In a shotput event an athlete throws the shotput of mass 20 kg with an initial speed of `2 m s^(-1)` at `45^@` from height 3 m above ground. Assuming air resistance to be negligible and acceleration due to gravity to be `10 m s^(-2)`, the kinetic energy of the shotput when it just reaches the ground will be

To solve the problem, we will use the principle of conservation of mechanical energy. The total mechanical energy at the initial position (when the shotput is thrown) will be equal to the total mechanical energy just before it hits the ground. ### Step 1: Calculate Initial Kinetic Energy (KE_initial) The initial kinetic energy can be calculated using the formula: \[ KE_{\text{initial}} = \frac{1}{2} m u^2 \] where: - \( m = 20 \, \text{kg} \) (mass of the shotput) - \( u = 2 \, \text{m/s} \) (initial speed) Substituting the values: \[ KE_{\text{initial}} = \frac{1}{2} \times 20 \times (2)^2 = \frac{1}{2} \times 20 \times 4 = 40 \, \text{J} \] ### Step 2: Calculate Initial Potential Energy (PE_initial) The initial potential energy can be calculated using the formula: \[ PE_{\text{initial}} = mgh \] where: - \( g = 10 \, \text{m/s}^2 \) (acceleration due to gravity) - \( h = 3 \, \text{m} \) (height above ground) Substituting the values: \[ PE_{\text{initial}} = 20 \times 10 \times 3 = 600 \, \text{J} \] ### Step 3: Calculate Total Initial Energy (E_initial) The total initial energy is the sum of the initial kinetic energy and the initial potential energy: \[ E_{\text{initial}} = KE_{\text{initial}} + PE_{\text{initial}} = 40 \, \text{J} + 600 \, \text{J} = 640 \, \text{J} \] ### Step 4: Calculate Final Kinetic Energy (KE_final) When the shotput reaches the ground, its potential energy is zero (since height is zero).

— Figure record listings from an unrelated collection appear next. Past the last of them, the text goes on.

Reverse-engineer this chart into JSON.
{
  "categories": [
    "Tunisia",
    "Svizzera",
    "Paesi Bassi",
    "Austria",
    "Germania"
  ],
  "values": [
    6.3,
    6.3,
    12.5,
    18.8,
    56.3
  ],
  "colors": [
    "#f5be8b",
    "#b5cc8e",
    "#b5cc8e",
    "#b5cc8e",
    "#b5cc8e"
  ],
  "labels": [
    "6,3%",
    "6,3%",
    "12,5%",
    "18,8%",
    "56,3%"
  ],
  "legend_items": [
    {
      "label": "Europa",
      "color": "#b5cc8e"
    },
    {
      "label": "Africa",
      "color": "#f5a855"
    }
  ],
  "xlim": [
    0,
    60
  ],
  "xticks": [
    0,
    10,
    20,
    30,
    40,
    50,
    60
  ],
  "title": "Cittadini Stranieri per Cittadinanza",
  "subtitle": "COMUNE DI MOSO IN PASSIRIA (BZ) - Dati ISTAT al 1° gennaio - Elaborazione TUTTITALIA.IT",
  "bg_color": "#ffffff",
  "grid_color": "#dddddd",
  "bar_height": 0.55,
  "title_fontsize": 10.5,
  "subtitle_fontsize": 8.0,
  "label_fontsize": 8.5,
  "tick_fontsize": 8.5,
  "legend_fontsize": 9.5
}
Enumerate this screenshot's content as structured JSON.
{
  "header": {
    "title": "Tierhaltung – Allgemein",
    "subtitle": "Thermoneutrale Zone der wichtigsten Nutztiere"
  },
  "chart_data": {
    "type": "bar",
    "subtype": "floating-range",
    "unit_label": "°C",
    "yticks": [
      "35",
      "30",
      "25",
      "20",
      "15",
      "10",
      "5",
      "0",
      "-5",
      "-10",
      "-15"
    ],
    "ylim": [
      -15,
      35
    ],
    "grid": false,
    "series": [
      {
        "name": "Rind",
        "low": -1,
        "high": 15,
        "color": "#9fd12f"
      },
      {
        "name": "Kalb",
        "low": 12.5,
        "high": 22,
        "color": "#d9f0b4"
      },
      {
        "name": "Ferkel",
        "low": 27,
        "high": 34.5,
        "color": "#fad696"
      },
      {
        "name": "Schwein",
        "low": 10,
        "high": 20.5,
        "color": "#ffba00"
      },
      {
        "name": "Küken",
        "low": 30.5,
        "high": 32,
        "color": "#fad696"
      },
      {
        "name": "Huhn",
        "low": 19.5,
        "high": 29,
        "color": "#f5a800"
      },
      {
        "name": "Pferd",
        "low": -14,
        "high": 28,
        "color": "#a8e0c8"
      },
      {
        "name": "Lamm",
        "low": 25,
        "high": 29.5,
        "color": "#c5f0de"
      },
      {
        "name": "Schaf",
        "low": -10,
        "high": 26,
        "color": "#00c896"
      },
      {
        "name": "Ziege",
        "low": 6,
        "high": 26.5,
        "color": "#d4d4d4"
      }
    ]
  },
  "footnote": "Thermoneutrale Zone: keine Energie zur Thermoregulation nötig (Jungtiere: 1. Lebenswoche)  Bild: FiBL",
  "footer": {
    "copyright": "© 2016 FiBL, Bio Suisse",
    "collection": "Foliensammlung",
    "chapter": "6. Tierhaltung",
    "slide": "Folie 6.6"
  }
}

Therefore, all the initial energy will be converted into kinetic energy: \[ E_{\text{final}} = KE_{\text{final}} + PE_{\text{final}} \] Since \( PE_{\text{final}} = 0 \): \[ E_{\text{final}} = KE_{\text{final}} \] Thus: \[ KE_{\text{final}} = E_{\text{initial}} = 640 \, \text{J} \] ### Final Answer The kinetic energy of the shotput when it just reaches the ground will be: \[ \boxed{640 \, \text{J}} \]